Maps And Geospatial Reference Sources
CIA legacy maps, CIA World Leaders, State country pages, DoD command maps, NGA public geospatial references, USCG maritime regions, and CBP public statistics can support strategic geography. WARLOCK-INDEX should use maps to orient readers to theaters, governments, chokepoints, and official jurisdictions.

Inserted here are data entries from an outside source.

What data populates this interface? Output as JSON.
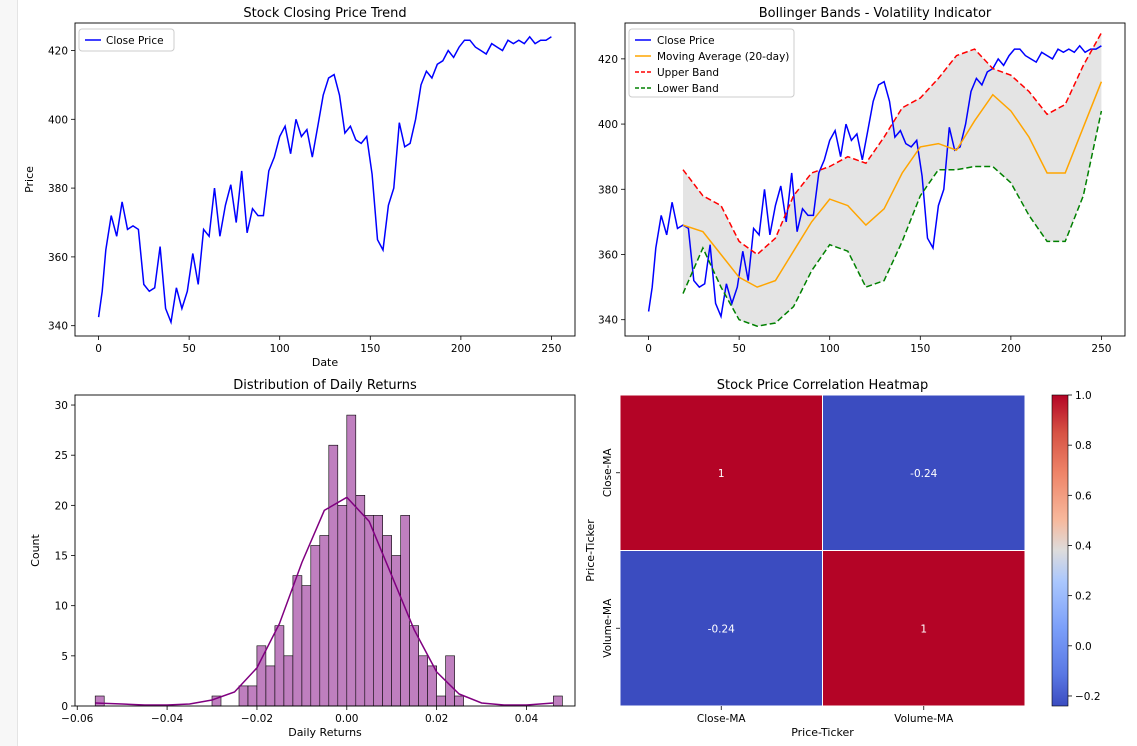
{
  "chart_data": [
    {
      "type": "line",
      "title": "Stock Closing Price Trend",
      "xlabel": "Date",
      "ylabel": "Price",
      "xlim": [
        -13,
        263
      ],
      "ylim": [
        337,
        428
      ],
      "xticks": [
        0,
        50,
        100,
        150,
        200,
        250
      ],
      "yticks": [
        340,
        360,
        380,
        400,
        420
      ],
      "grid": false,
      "legend_position": "upper left",
      "colors": {
        "close": "#0000ff"
      },
      "series": [
        {
          "name": "Close Price",
          "x": [
            0,
            2,
            4,
            7,
            10,
            13,
            16,
            19,
            22,
            25,
            28,
            31,
            34,
            37,
            40,
            43,
            46,
            49,
            52,
            55,
            58,
            61,
            64,
            67,
            70,
            73,
            76,
            79,
            82,
            85,
            88,
            91,
            94,
            97,
            100,
            103,
            106,
            109,
            112,
            115,
            118,
            121,
            124,
            127,
            130,
            133,
            136,
            139,
            142,
            145,
            148,
            151,
            154,
            157,
            160,
            163,
            166,
            169,
            172,
            175,
            178,
            181,
            184,
            187,
            190,
            193,
            196,
            199,
            202,
            205,
            208,
            211,
            214,
            217,
            220,
            223,
            226,
            229,
            232,
            235,
            238,
            241,
            244,
            247,
            250
          ],
          "values": [
            342.5,
            350,
            362,
            372,
            366,
            376,
            368,
            369,
            368,
            352,
            350,
            351,
            363,
            345,
            341,
            351,
            345,
            350,
            361,
            352,
            368,
            366,
            380,
            366,
            375,
            381,
            370,
            385,
            367,
            374,
            372,
            372,
            385,
            389,
            395,
            398,
            390,
            400,
            395,
            397,
            389,
            398,
            407,
            412,
            413,
            407,
            396,
            398,
            394,
            393,
            395,
            384,
            365,
            362,
            375,
            380,
            399,
            392,
            393,
            400,
            410,
            414,
            412,
            416,
            417,
            420,
            418,
            421,
            423,
            423,
            421,
            420,
            419,
            422,
            421,
            420,
            423,
            422,
            423,
            422,
            424,
            422,
            423,
            423,
            424
          ]
        }
      ]
    },
    {
      "type": "line",
      "title": "Bollinger Bands - Volatility Indicator",
      "xlabel": "",
      "ylabel": "",
      "xlim": [
        -13,
        263
      ],
      "ylim": [
        335,
        431
      ],
      "xticks": [
        0,
        50,
        100,
        150,
        200,
        250
      ],
      "yticks": [
        340,
        360,
        380,
        400,
        420
      ],
      "grid": false,
      "legend_position": "upper left",
      "fill_between": {
        "between": [
          "Upper Band",
          "Lower Band"
        ],
        "color": "#e4e4e4"
      },
      "series": [
        {
          "name": "Close Price",
          "color": "#0000ff",
          "style": "solid",
          "x": [
            0,
            2,
            4,
            7,
            10,
            13,
            16,
            19,
            22,
            25,
            28,
            31,
            34,
            37,
            40,
            43,
            46,
            49,
            52,
            55,
            58,
            61,
            64,
            67,
            70,
            73,
            76,
            79,
            82,
            85,
            88,
            91,
            94,
            97,
            100,
            103,
            106,
            109,
            112,
            115,
            118,
            121,
            124,
            127,
            130,
            133,
            136,
            139,
            142,
            145,
            148,
            151,
            154,
            157,
            160,
            163,
            166,
            169,
            172,
            175,
            178,
            181,
            184,
            187,
            190,
            193,
            196,
            199,
            202,
            205,
            208,
            211,
            214,
            217,
            220,
            223,
            226,
            229,
            232,
            235,
            238,
            241,
            244,
            247,
            250
          ],
          "values": [
            342.5,
            350,
            362,
            372,
            366,
            376,
            368,
            369,
            368,
            352,
            350,
            351,
            363,
            345,
            341,
            351,
            345,
            350,
            361,
            352,
            368,
            366,
            380,
            366,
            375,
            381,
            370,
            385,
            367,
            374,
            372,
            372,
            385,
            389,
            395,
            398,
            390,
            400,
            395,
            397,
            389,
            398,
            407,
            412,
            413,
            407,
            396,
            398,
            394,
            393,
            395,
            384,
            365,
            362,
            375,
            380,
            399,
            392,
            393,
            400,
            410,
            414,
            412,
            416,
            417,
            420,
            418,
            421,
            423,
            423,
            421,
            420,
            419,
            422,
            421,
            420,
            423,
            422,
            423,
            422,
            424,
            422,
            423,
            423,
            424
          ]
        },
        {
          "name": "Moving Average (20-day)",
          "color": "#ffa500",
          "style": "solid",
          "x": [
            19,
            30,
            40,
            50,
            60,
            70,
            80,
            90,
            100,
            110,
            120,
            130,
            140,
            150,
            160,
            170,
            180,
            190,
            200,
            210,
            220,
            230,
            240,
            250
          ],
          "values": [
            369,
            367,
            360,
            353,
            350,
            352,
            361,
            370,
            377,
            375,
            369,
            374,
            385,
            393,
            394,
            392,
            401,
            409,
            404,
            396,
            385,
            385,
            399,
            413
          ]
        },
        {
          "name": "Upper Band",
          "color": "#ff0000",
          "style": "dashed",
          "x": [
            19,
            30,
            40,
            50,
            60,
            70,
            80,
            90,
            100,
            110,
            120,
            130,
            140,
            150,
            160,
            170,
            180,
            190,
            200,
            210,
            220,
            230,
            240,
            250
          ],
          "values": [
            386,
            378,
            375,
            364,
            360,
            365,
            378,
            385,
            387,
            390,
            388,
            396,
            405,
            408,
            414,
            421,
            423,
            417,
            415,
            410,
            403,
            406,
            418,
            428
          ]
        },
        {
          "name": "Lower Band",
          "color": "#008000",
          "style": "dashed",
          "x": [
            19,
            30,
            40,
            50,
            60,
            70,
            80,
            90,
            100,
            110,
            120,
            130,
            140,
            150,
            160,
            170,
            180,
            190,
            200,
            210,
            220,
            230,
            240,
            250
          ],
          "values": [
            348,
            362,
            350,
            340,
            338,
            339,
            344,
            355,
            363,
            361,
            350,
            352,
            364,
            378,
            386,
            386,
            387,
            387,
            382,
            372,
            364,
            364,
            378,
            404
          ]
        }
      ]
    },
    {
      "type": "bar",
      "title": "Distribution of Daily Returns",
      "xlabel": "Daily Returns",
      "ylabel": "Count",
      "xlim": [
        -0.0605,
        0.0508
      ],
      "ylim": [
        0,
        31
      ],
      "xticks": [
        -0.06,
        -0.04,
        -0.02,
        0.0,
        0.02,
        0.04
      ],
      "xtick_labels": [
        "−0.06",
        "−0.04",
        "−0.02",
        "0.00",
        "0.02",
        "0.04"
      ],
      "yticks": [
        0,
        5,
        10,
        15,
        20,
        25,
        30
      ],
      "grid": false,
      "colors": {
        "bar_fill": "#bf7fbf",
        "bar_edge": "#000000",
        "kde": "#800080"
      },
      "bin_width": 0.002,
      "bin_starts": [
        -0.056,
        -0.03,
        -0.024,
        -0.022,
        -0.02,
        -0.018,
        -0.016,
        -0.014,
        -0.012,
        -0.01,
        -0.008,
        -0.006,
        -0.004,
        -0.002,
        0.0,
        0.002,
        0.004,
        0.006,
        0.008,
        0.01,
        0.012,
        0.014,
        0.016,
        0.018,
        0.02,
        0.022,
        0.024,
        0.046
      ],
      "counts": [
        1,
        1,
        2,
        2,
        6,
        4,
        8,
        5,
        13,
        12,
        16,
        17,
        26,
        20,
        29,
        21,
        19,
        19,
        17,
        15,
        19,
        8,
        5,
        4,
        1,
        5,
        1,
        1
      ],
      "kde": {
        "x": [
          -0.056,
          -0.05,
          -0.045,
          -0.04,
          -0.035,
          -0.03,
          -0.025,
          -0.02,
          -0.015,
          -0.01,
          -0.005,
          0.0,
          0.005,
          0.01,
          0.015,
          0.02,
          0.025,
          0.03,
          0.035,
          0.04,
          0.046
        ],
        "values": [
          0.3,
          0.2,
          0.1,
          0.1,
          0.2,
          0.6,
          1.4,
          3.8,
          8.2,
          14.3,
          19.5,
          20.8,
          18.4,
          13.0,
          7.6,
          3.4,
          1.2,
          0.3,
          0.1,
          0.1,
          0.3
        ]
      }
    },
    {
      "type": "heatmap",
      "title": "Stock Price Correlation Heatmap",
      "xlabel": "Price-Ticker",
      "ylabel": "Price-Ticker",
      "x_categories": [
        "Close-MA",
        "Volume-MA"
      ],
      "y_categories": [
        "Close-MA",
        "Volume-MA"
      ],
      "values": [
        [
          1,
          -0.24
        ],
        [
          -0.24,
          1
        ]
      ],
      "cell_labels": [
        [
          "1",
          "-0.24"
        ],
        [
          "-0.24",
          "1"
        ]
      ],
      "colormap": "coolwarm",
      "colors": {
        "high": "#b40426",
        "low": "#3b4cc0"
      },
      "colorbar": {
        "range": [
          -0.24,
          1.0
        ],
        "ticks": [
          -0.2,
          0.0,
          0.2,
          0.4,
          0.6,
          0.8,
          1.0
        ],
        "tick_labels": [
          "−0.2",
          "0.0",
          "0.2",
          "0.4",
          "0.6",
          "0.8",
          "1.0"
        ]
      }
    }
  ]
}
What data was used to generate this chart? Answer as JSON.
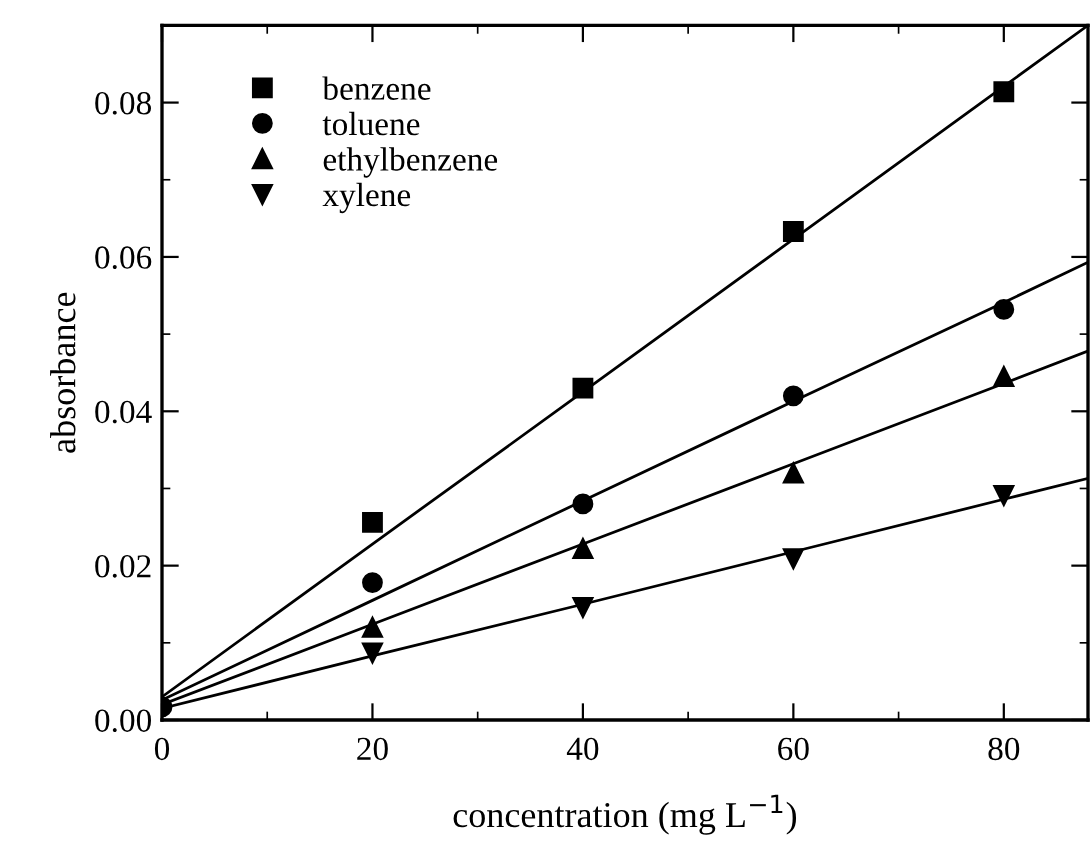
{
  "chart_data": {
    "type": "scatter",
    "xlabel": "concentration (mg L$^{−1}$)",
    "ylabel": "absorbance",
    "x": [
      0,
      20,
      40,
      60,
      80,
      88
    ],
    "xlim": [
      0,
      88
    ],
    "xticks": [
      0,
      20,
      40,
      60,
      80
    ],
    "ylim": [
      0,
      0.09
    ],
    "yticks": [
      {
        "value": 0,
        "label": "0.00"
      },
      {
        "value": 0.02,
        "label": "0.02"
      },
      {
        "value": 0.04,
        "label": "0.04"
      },
      {
        "value": 0.06,
        "label": "0.06"
      },
      {
        "value": 0.08,
        "label": "0.08"
      }
    ],
    "grid": false,
    "legend": "top left",
    "series": [
      {
        "name": "benzene",
        "color": "#000000",
        "marker": "square",
        "values": [
          null,
          0.0256,
          0.043,
          0.0633,
          0.0814,
          null
        ]
      },
      {
        "name": "toluene",
        "color": "#000000",
        "marker": "circle",
        "values": [
          0.0017,
          0.0178,
          0.028,
          0.042,
          0.0532,
          null
        ]
      },
      {
        "name": "ethylbenzene",
        "color": "#000000",
        "marker": "triangle",
        "values": [
          null,
          0.012,
          0.0222,
          0.032,
          0.0445,
          null
        ]
      },
      {
        "name": "xylene",
        "color": "#000000",
        "marker": "triangle_down",
        "values": [
          null,
          0.0087,
          0.0146,
          0.0209,
          0.0291,
          null
        ]
      },
      {
        "type": "line",
        "color": "#000000",
        "line_style": "solid",
        "values": [
          0.003,
          0.0228,
          0.0425,
          0.0623,
          0.0821,
          0.09
        ]
      },
      {
        "type": "line",
        "color": "#000000",
        "line_style": "solid",
        "values": [
          0.0026,
          0.0155,
          0.0284,
          0.0413,
          0.0541,
          0.0593
        ]
      },
      {
        "type": "line",
        "color": "#000000",
        "line_style": "solid",
        "values": [
          0.002,
          0.0124,
          0.0228,
          0.0332,
          0.0436,
          0.0478
        ]
      },
      {
        "type": "line",
        "color": "#000000",
        "line_style": "solid",
        "values": [
          0.0015,
          0.0083,
          0.015,
          0.0218,
          0.0286,
          0.0313
        ]
      }
    ]
  }
}
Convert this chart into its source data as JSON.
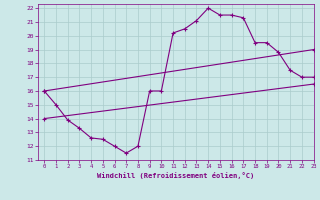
{
  "line1_x": [
    0,
    1,
    2,
    3,
    4,
    5,
    6,
    7,
    8,
    9,
    10,
    11,
    12,
    13,
    14,
    15,
    16,
    17,
    18,
    19,
    20,
    21,
    22,
    23
  ],
  "line1_y": [
    16.0,
    15.0,
    13.9,
    13.3,
    12.6,
    12.5,
    12.0,
    11.5,
    12.0,
    16.0,
    16.0,
    20.2,
    20.5,
    21.1,
    22.0,
    21.5,
    21.5,
    21.3,
    19.5,
    19.5,
    18.8,
    17.5,
    17.0,
    17.0
  ],
  "line2_x": [
    0,
    23
  ],
  "line2_y": [
    16.0,
    19.0
  ],
  "line3_x": [
    0,
    23
  ],
  "line3_y": [
    14.0,
    16.5
  ],
  "line_color": "#800080",
  "bg_color": "#cce8e8",
  "grid_color": "#aacccc",
  "xlabel": "Windchill (Refroidissement éolien,°C)",
  "xlim": [
    -0.5,
    23
  ],
  "ylim": [
    11,
    22.3
  ],
  "yticks": [
    11,
    12,
    13,
    14,
    15,
    16,
    17,
    18,
    19,
    20,
    21,
    22
  ],
  "xticks": [
    0,
    1,
    2,
    3,
    4,
    5,
    6,
    7,
    8,
    9,
    10,
    11,
    12,
    13,
    14,
    15,
    16,
    17,
    18,
    19,
    20,
    21,
    22,
    23
  ]
}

It should not publish operational overlays, sensitive facility locations, live movement, patrol patterns, surveillance fields, vulnerability maps, or targeting geospatial data.
Follow-On Packet Queue
| Packet | Purpose | Source families |
|---|---|---|
| CIA Foreign Government And Map Reference Packet | Replace older Factbook dependence with current CIA World Leaders and safe map-source rules | CIA World Leaders, CIA maps legacy, State country pages, NGA public sources |
| DHS Homeland Threat Assessment Packet | Pull dated DHS threat-assessment products into the corpus | DHS HTA, I&A, CISA, FEMA, CBP, Coast Guard |
| FBI Program Threat Source Packet | Organize FBI terrorism, cyber, counterintelligence, WMD, TCO, and violent-crime source pages | FBI program pages, IC3, DOJ NSD |
| CISA/NSA Cyber Advisory Packet | Extract defensive cyber actor and sector trends from advisories | CISA KEV, CISA advisories, NSA advisories, FBI IC3, ODNI |
| Treasury Illicit Finance And Sanctions Packet | Connect sanctions, illicit finance, terrorism finance, cyber finance, narcotics, and proliferation finance | OFAC, Treasury risk assessments, State, DOJ |
| DEA/ATF/CBP/USCG TCO Source Packet | Build transnational criminal and border/maritime strategic source lane | DEA, ATF, CBP, Coast Guard, Treasury, DOJ |
Information Gaps
- Agency pages are dynamic; dated source packets should capture exact product URLs and access times.
- CIA World Factbook is no longer a current source and must be treated as legacy after its 2026 sunset.
- DHS, DEA, ATF, CBP, and CISA pages can block automated checks while still remaining official web sources; manual date capture may be needed.
- Public sources do not reveal classified intelligence, investigative methods, sensitive collection, or operational details, and WARLOCK-INDEX should not infer those details.
- Domestic threat products must keep civil liberties boundaries explicit.